Questor (Cascade) Review | Amstrad Computer User - Everygamegoing

Amstrad Computer User

By Cascade
Amstrad CPC464/664/6128

Published in Amstrad Computer User #25


Cascade is perhaps most famous for its 50 Games cassette, which has been around now since ZX81 days. Now seems a funny time to branch out, but here's the first game I know of from the company that's destined to stand or fall on its own two feet. Or shag pile, as the hero of the piece rides about on an airborne Axminster.

The intrepid turk is on a mission of mercy to rescue the daughter of the Nawab from deep within the Catacombs of Garr wherein she lies imprisoned. And guess what he needs to effect the escape. My goodness, how did you get it? A key. And not just any key (because they are multitudinous) but the Giant Key. Freud, eat your super-id out.

These keys, it is almost redundant to say, lie hidden within the mazey Catacombs of Garr where lesser mortals have long feared to tread.

So what makes you so special? You alone, chuck, have The Power which enables entry, ensures expertise and generally helps you in the quest. It runs out though, especially if you come into contact with. You're ahead of me again. Yes, monsters, nasties, bats, ghouls, snakes, skeletons and Things That Defy Description. So there's no point in describing them.

But there are friendlier things distributed around the place with gay abandon to aid you. Lucky old you. The trick in is to transport the right tool to the right place to remove yet another barrier between you and the Nawab's daughter. There's also the occasional clue in case your Power doesn't crank your cranium into intellectual overdrive. Clues flash.

So if, for example, that evil, leering basilisk has a flashing goblet just the other side of him/her/it you might be able to tie in that rather natty golden grail you passed just a cavern or two back. That's it, the grail blasts the basilisk. Not going too fast for you, am I? Good.

Your threadbare transport can carry a mere three objects at a time so try to remember where this, that or indeed the other was. Always remember - you are all that stands between Garr and the total domination for which he craves. It's a good idea to start out with the Magic Pearls - they're especially good at removing those stubborn, ground-in evil minions.

And when you finally battle through the catacombs there's the Guard and Garr himself to ultimately (them again) dispose of. So be sure that your loins are girded for the battle. On screen you see the portion of the maze you're in at the moment (making a map might be a good idea), yourself, your carpet's contents and the bouncing bogies currently in your airspace. All in Mode 0 Gnomechrome.

The maze itself is satisfyingly sized. There's the chance to get a quick zap in now and again (with the magic dust). So for those without a maze game to their name, cast a carpet over Questor.


"Yawn bore, seen it before. Still I'd better play it for a bit. Now what happens if I get that cross over here? Ah and that opens this now if I can avoid that spidery thing. Ahh, it got me."

Questor is oddly addictive. It may be just another Sorcery clone but then look how good the original was. Besides there's nothing wrong with a good clone - ask Alan Sugar. Yup. a jolly prog worth a quick go.
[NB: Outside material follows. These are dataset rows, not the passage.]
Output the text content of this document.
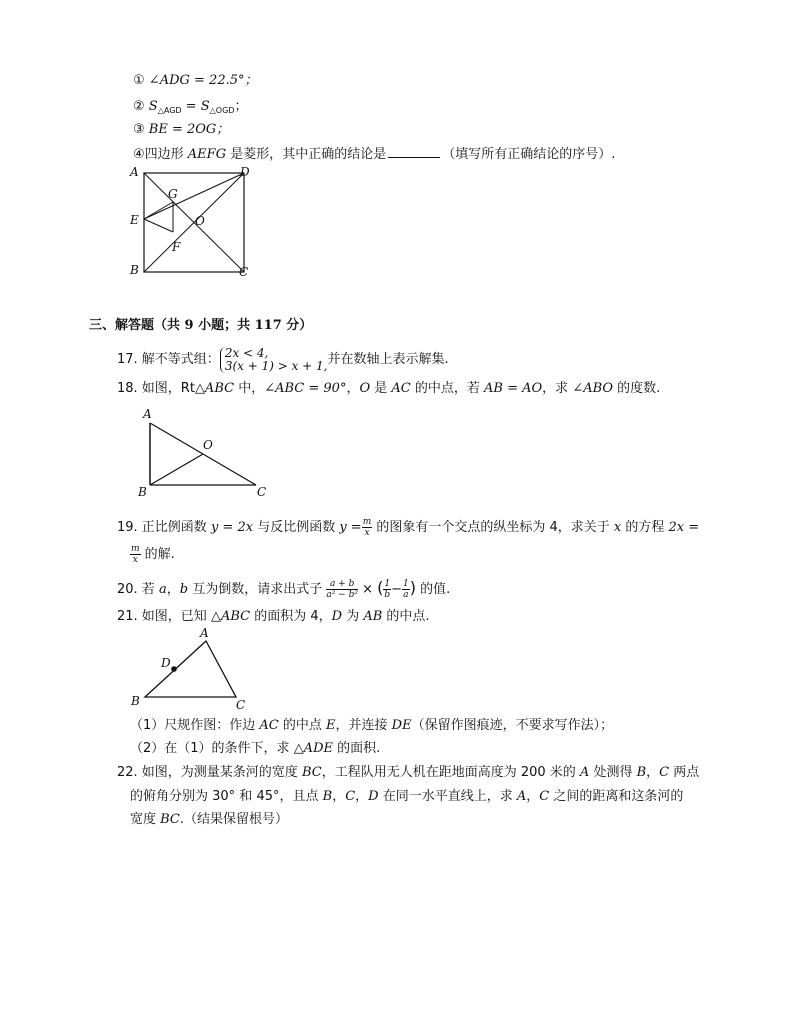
① ∠ADG = 22.5°；
② $S_{\triangle AGD} = S_{\triangle OGD}$；
③ BE = 2OG；
④四边形 AEFG 是菱形，其中正确的结论是	（填写所有正确结论的序号）.
A	D
G
E	O
F
B	C
三、解答题（共 9 小题；共 117 分）
17. 解不等式组： 2x < 4,
3(x + 1) > x + 1, 并在数轴上表示解集.
18. 如图，Rt△ABC 中，∠ABC = 90°，O 是 AC 的中点，若 AB = AO，求 ∠ABO 的度数.
A
O
B	C
19. 正比例函数 y = 2x 与反比例函数 $y = \frac{m}{x}$ 的图象有一个交点的纵坐标为 4，求关于 x 的方程 2x =
$\frac{m}{x}$ 的解.
20. 若 a，b 互为倒数，请求出式子 $\frac{a + b}{\text{a² − b²}}$ × ( $\frac{1}{b} - \frac{1}{a}$ ) 的值.
21. 如图，已知 △ABC 的面积为 4，D 为 AB 的中点.
A
D
B	C
（1）尺规作图：作边 AC 的中点 E，并连接 DE（保留作图痕迹，不要求写作法）；
（2）在（1）的条件下，求 △ADE 的面积.
22. 如图，为测量某条河的宽度 BC，工程队用无人机在距地面高度为 200 米的 A 处测得 B，C 两点
的俯角分别为 30° 和 45°，且点 B，C，D 在同一水平直线上，求 A，C 之间的距离和这条河的
宽度 BC.（结果保留根号）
Flying carpets, rescuing princesses - this is the stuff tales should be made of. Flicker-free sprites and lots of palette switching. Cascade may not be offering a free watch with this one (as it does with the 50 games compilation) but it still represents pretty decent value for money.


There comes a time in every reviewer's life when it all gets too much. I've got no doubt that this is a very competent explore-the-maze game, but I've seen an awful lot of competent maze games. There's been a lot of water under the bridge since Jet Set Willy, but to look at this you wouldn't know it.

Still, don't let me put you off. If this is your first maze game, you'll love it . If it's your second, it'll be OK. Otherwise, spend your shekels on a packet of Polos. They'll last longer.